The poll revealed that nearly two-thirds of 2,600 school children in England and Wales find cancer a greater cause of worry than terrorism and war in Afghanistan.
It also shows that 41 per cent of 11-16 year olds know someone who has had the disease.
The survey was commissioned by Cancer Research UK to establish the level of anxiety children feel about the disease. The results highlight the need for more cancer information to be made available to school children.
The survey shows that as children move into their later teens their level of anxiety about cancer sharply increases – 74 per cent of the 15-16 year old respondents cite the disease as being more of a concern than terrorism or war in Afghanistan.
The poll also reveals both gender and geographic variations in children’s experience of the disease. Girls are more likely than boys to have known someone with cancer – 46 per cent of girls compared to 36 per cent of boys, suggesting that relatives may be more inclined to tell girls than boys, or that girls have a greater understanding of cancer than boys.
A geographic split is also suggested by the results. The proportion of children reporting a relative with cancer peaks in the North East with 52 per cent. However only 27 per cent of children in London say they have known someone close to them with cancer, probably representing the young age profile in the capital.

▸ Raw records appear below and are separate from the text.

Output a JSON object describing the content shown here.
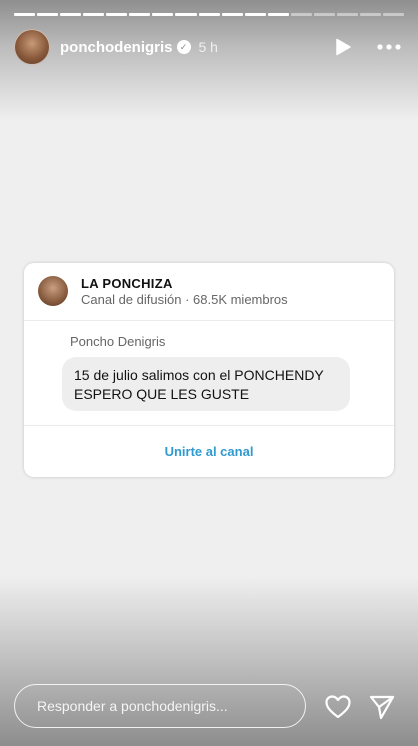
{
  "story": {
    "progress": {
      "total_segments": 17,
      "completed_segments": 12
    },
    "header": {
      "username": "ponchodenigris",
      "time": "5 h",
      "icons": {
        "verified": "verified-badge-icon",
        "play": "play-icon",
        "more": "more-icon"
      }
    }
  },
  "card": {
    "channel_name": "LA PONCHIZA",
    "channel_meta": "Canal de difusión · 68.5K miembros",
    "sender": "Poncho Denigris",
    "message_line1": "15 de julio salimos con el PONCHENDY",
    "message_line2": "ESPERO QUE LES GUSTE",
    "join_label": "Unirte al canal",
    "accent_color": "#2f9ad0"
  },
  "footer": {
    "reply_placeholder": "Responder a ponchodenigris...",
    "icons": {
      "like": "heart-icon",
      "send": "send-icon"
    }
  }
}
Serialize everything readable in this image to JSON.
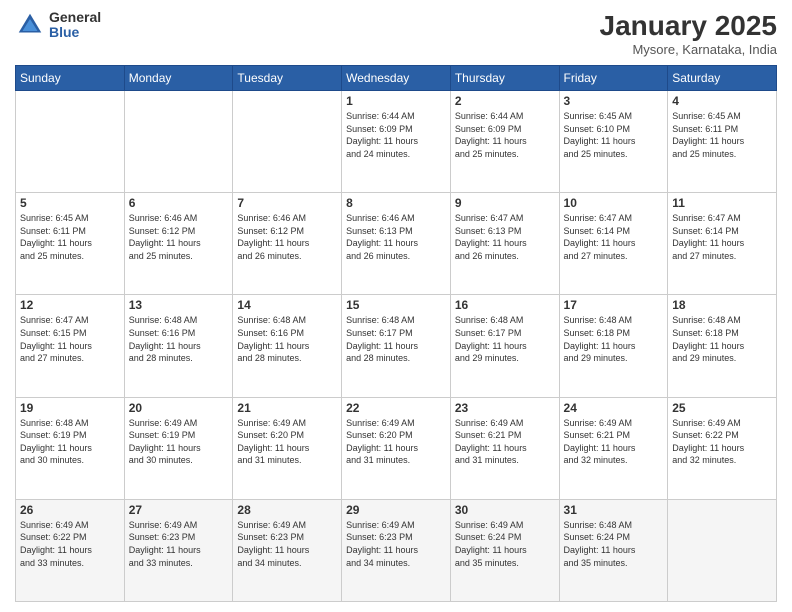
{
  "logo": {
    "general": "General",
    "blue": "Blue"
  },
  "title": {
    "month": "January 2025",
    "location": "Mysore, Karnataka, India"
  },
  "weekdays": [
    "Sunday",
    "Monday",
    "Tuesday",
    "Wednesday",
    "Thursday",
    "Friday",
    "Saturday"
  ],
  "weeks": [
    [
      {
        "day": "",
        "text": ""
      },
      {
        "day": "",
        "text": ""
      },
      {
        "day": "",
        "text": ""
      },
      {
        "day": "1",
        "text": "Sunrise: 6:44 AM\nSunset: 6:09 PM\nDaylight: 11 hours\nand 24 minutes."
      },
      {
        "day": "2",
        "text": "Sunrise: 6:44 AM\nSunset: 6:09 PM\nDaylight: 11 hours\nand 25 minutes."
      },
      {
        "day": "3",
        "text": "Sunrise: 6:45 AM\nSunset: 6:10 PM\nDaylight: 11 hours\nand 25 minutes."
      },
      {
        "day": "4",
        "text": "Sunrise: 6:45 AM\nSunset: 6:11 PM\nDaylight: 11 hours\nand 25 minutes."
      }
    ],
    [
      {
        "day": "5",
        "text": "Sunrise: 6:45 AM\nSunset: 6:11 PM\nDaylight: 11 hours\nand 25 minutes."
      },
      {
        "day": "6",
        "text": "Sunrise: 6:46 AM\nSunset: 6:12 PM\nDaylight: 11 hours\nand 25 minutes."
      },
      {
        "day": "7",
        "text": "Sunrise: 6:46 AM\nSunset: 6:12 PM\nDaylight: 11 hours\nand 26 minutes."
      },
      {
        "day": "8",
        "text": "Sunrise: 6:46 AM\nSunset: 6:13 PM\nDaylight: 11 hours\nand 26 minutes."
      },
      {
        "day": "9",
        "text": "Sunrise: 6:47 AM\nSunset: 6:13 PM\nDaylight: 11 hours\nand 26 minutes."
      },
      {
        "day": "10",
        "text": "Sunrise: 6:47 AM\nSunset: 6:14 PM\nDaylight: 11 hours\nand 27 minutes."
      },
      {
        "day": "11",
        "text": "Sunrise: 6:47 AM\nSunset: 6:14 PM\nDaylight: 11 hours\nand 27 minutes."
      }
    ],
    [
      {
        "day": "12",
        "text": "Sunrise: 6:47 AM\nSunset: 6:15 PM\nDaylight: 11 hours\nand 27 minutes."
      },
      {
        "day": "13",
        "text": "Sunrise: 6:48 AM\nSunset: 6:16 PM\nDaylight: 11 hours\nand 28 minutes."
      },
      {
        "day": "14",
        "text": "Sunrise: 6:48 AM\nSunset: 6:16 PM\nDaylight: 11 hours\nand 28 minutes."
      },
      {
        "day": "15",
        "text": "Sunrise: 6:48 AM\nSunset: 6:17 PM\nDaylight: 11 hours\nand 28 minutes."
      },
      {
        "day": "16",
        "text": "Sunrise: 6:48 AM\nSunset: 6:17 PM\nDaylight: 11 hours\nand 29 minutes."
      },
      {
        "day": "17",
        "text": "Sunrise: 6:48 AM\nSunset: 6:18 PM\nDaylight: 11 hours\nand 29 minutes."
      },
      {
        "day": "18",
        "text": "Sunrise: 6:48 AM\nSunset: 6:18 PM\nDaylight: 11 hours\nand 29 minutes."
      }
    ],
    [
      {
        "day": "19",
        "text": "Sunrise: 6:48 AM\nSunset: 6:19 PM\nDaylight: 11 hours\nand 30 minutes."
      },
      {
        "day": "20",
        "text": "Sunrise: 6:49 AM\nSunset: 6:19 PM\nDaylight: 11 hours\nand 30 minutes."
      },
      {
        "day": "21",
        "text": "Sunrise: 6:49 AM\nSunset: 6:20 PM\nDaylight: 11 hours\nand 31 minutes."
      },
      {
        "day": "22",
        "text": "Sunrise: 6:49 AM\nSunset: 6:20 PM\nDaylight: 11 hours\nand 31 minutes."
      },
      {
        "day": "23",
        "text": "Sunrise: 6:49 AM\nSunset: 6:21 PM\nDaylight: 11 hours\nand 31 minutes."
      },
      {
        "day": "24",
        "text": "Sunrise: 6:49 AM\nSunset: 6:21 PM\nDaylight: 11 hours\nand 32 minutes."
      },
      {
        "day": "25",
        "text": "Sunrise: 6:49 AM\nSunset: 6:22 PM\nDaylight: 11 hours\nand 32 minutes."
      }
    ],
    [
      {
        "day": "26",
        "text": "Sunrise: 6:49 AM\nSunset: 6:22 PM\nDaylight: 11 hours\nand 33 minutes."
      },
      {
        "day": "27",
        "text": "Sunrise: 6:49 AM\nSunset: 6:23 PM\nDaylight: 11 hours\nand 33 minutes."
      },
      {
        "day": "28",
        "text": "Sunrise: 6:49 AM\nSunset: 6:23 PM\nDaylight: 11 hours\nand 34 minutes."
      },
      {
        "day": "29",
        "text": "Sunrise: 6:49 AM\nSunset: 6:23 PM\nDaylight: 11 hours\nand 34 minutes."
      },
      {
        "day": "30",
        "text": "Sunrise: 6:49 AM\nSunset: 6:24 PM\nDaylight: 11 hours\nand 35 minutes."
      },
      {
        "day": "31",
        "text": "Sunrise: 6:48 AM\nSunset: 6:24 PM\nDaylight: 11 hours\nand 35 minutes."
      },
      {
        "day": "",
        "text": ""
      }
    ]
  ]
}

Dr Lesley Walker, Cancer Research UK’s Information Director says: “Cancer it seems, has become one of the major worries of a generation. Over the next year we are planning to develop a range of web-based resources that will help both students and teachers understand cancer better.
“Not only will this reduce fear of the disease we hope it will encourage more schoolchildren to take up the challenge of a career in cancer research,” she adds.
Sir Paul Nurse, Interim Chief Executive of Cancer Research UK, says: “Cancer mainly affects older people, but we hope we can encourage young people to adopt lifestyle measures that can help prevent the disease when they are older.”
The research was part of the MORI Schools Omnibus survey. 2,660 interviews were conducted among schoolchildren aged 11-16 in England and Wales. Self completion questionnaires were completed in 114 classroom sessions between 14 January and 8 March 2002. Data have been weighted by gender, age and region.
Girls were also more likely to be worried about terrorism than boys (52 per cent compared with 41 per cent).